The truth about confidence might change your whole perspective on what you currently know. You may already have a belief on whether or not you’re a confident person. But are you ready to hear this simple truth about confidence?
Here is the YouTube video I made for this week’s Creatively Confident Series.
The Truth about Confidence
Here it is. The truth about confidence… It’s as simple as this: My confidence looks different than yours. Wait, what does that mean? Exactly that. When I’m living my most confident self, this is going to look different from your most confident self. Ok, that seems obvious, we’re different people. But when we really look at it, it’s not that obvious.

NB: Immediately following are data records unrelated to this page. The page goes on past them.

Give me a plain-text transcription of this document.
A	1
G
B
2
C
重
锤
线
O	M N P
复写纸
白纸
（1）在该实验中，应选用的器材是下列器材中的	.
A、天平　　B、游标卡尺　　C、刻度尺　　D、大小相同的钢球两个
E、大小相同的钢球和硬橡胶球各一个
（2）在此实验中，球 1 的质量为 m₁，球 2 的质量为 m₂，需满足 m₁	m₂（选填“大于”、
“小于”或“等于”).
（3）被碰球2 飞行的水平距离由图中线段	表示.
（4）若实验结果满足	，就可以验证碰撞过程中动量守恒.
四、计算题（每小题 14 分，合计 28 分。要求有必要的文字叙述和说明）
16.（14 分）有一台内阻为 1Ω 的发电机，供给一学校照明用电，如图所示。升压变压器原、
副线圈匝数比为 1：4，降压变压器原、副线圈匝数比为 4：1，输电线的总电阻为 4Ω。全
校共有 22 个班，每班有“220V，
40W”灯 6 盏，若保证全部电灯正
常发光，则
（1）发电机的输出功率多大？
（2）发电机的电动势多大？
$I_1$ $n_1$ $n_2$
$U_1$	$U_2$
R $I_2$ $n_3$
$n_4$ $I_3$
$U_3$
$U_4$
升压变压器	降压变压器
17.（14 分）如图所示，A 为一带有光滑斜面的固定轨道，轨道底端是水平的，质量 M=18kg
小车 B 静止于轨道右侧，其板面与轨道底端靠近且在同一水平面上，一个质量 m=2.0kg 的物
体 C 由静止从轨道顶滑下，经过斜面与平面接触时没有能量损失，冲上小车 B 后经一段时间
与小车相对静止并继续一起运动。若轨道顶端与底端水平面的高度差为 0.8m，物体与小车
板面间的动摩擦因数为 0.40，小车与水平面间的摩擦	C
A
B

Think about the word “confident.” Now think of a person that you would describe as confident. You may be thinking of someone who is really talkative, bubbly, or friendly. Oftentimes, this is how we would define a confident person. In many cases those people are confident, but not always. Sometimes the more confident person is the one quietly observing everyone. So which way is the right way to be confident? That’s just the thing! It’s going to look different for everyone!
Let’s Define Confidence
Confidence is defined by the Google dictionary as “a feeling of self-assurance arising from one’s appreciation of one’s own abilities or qualities.” The truth is that my abilities are different than your abilities. If I changed myself to act a certain way so that I could be what I thought was “confident,” it wouldn’t work.
My Confidence Story
When I was little, I was shy and quiet. I’m using the definition of shy that is “fear of social judgement.” I would get nervous around people. But as I got older, I grew out of that and I started realizing that I was just a person with a quiet voice who didn’t need to say a lot of extra words. People would call me shy a lot and it drove me crazy. First of all, how does it help me to tell me I’m shy? It would only hurt me feelings. Shy can hurt us if it keeps us from living our true self. But I didn’t actually feel shy. I just didn’t have a lot to say.
But because everyone was telling me I was shy, it was really hard to break out of that and feel confident in who I was. Luckily I was a very observant person. In high school I started noticing that some of the kids who looked “confident” who were really loud and talkative, didn’t always love themselves. They actually looked pretty insecure to me. When I actually liked myself quite a bit. But I was never the life of the party.
As I continued to ignore people calling me shy and started to live the way that felt the best to me, I made a lot of friends. Because I actually love connecting with people and meeting new people. When I’m with one or two people, I could talk to them for hours. But when I’m in a room full of people, I don’t want to be the center of attention. That’s not my confident.
Extroverts vs. introverts
Sometimes we can think that only extroverts are confident when actually there are a lot of introverts who are just as confident or more than extroverts. It’s an individual thing, feeling self-assurance in one’s own abilities. Our abilities are just different. I sometimes consider myself an extroverted introvert because I love connecting with people. It fuels me. But I also really like being by myself. It also fuels me. I’m not going to go deeper into extroverts vs. introverts right now but if you want to watch a fascinating Ted talk about it, watch this.
How to Gain Confidence
All those years, if I listened to the people telling me that I was shy growing up, I may never have made all of the relationships that I’m so grateful for today. I may not have tried so many new things and gone so many new places. Confidence is accepting yourself as you are, not as you think you’re supposed to be or what people say about you.
When you use the talents that you have right now, you will continue to grow and get better in those unique talents and you will be able to gain new talents and skills. Being confident in yourself doesn’t mean that you are automatically good at everything. But being confident in your abilities can help you as you try and learn new things, knowing that you have the ability to improve.
So today I challenge you to be YOUR confident, even if that looks different than someone else.
What does confidence look like to you?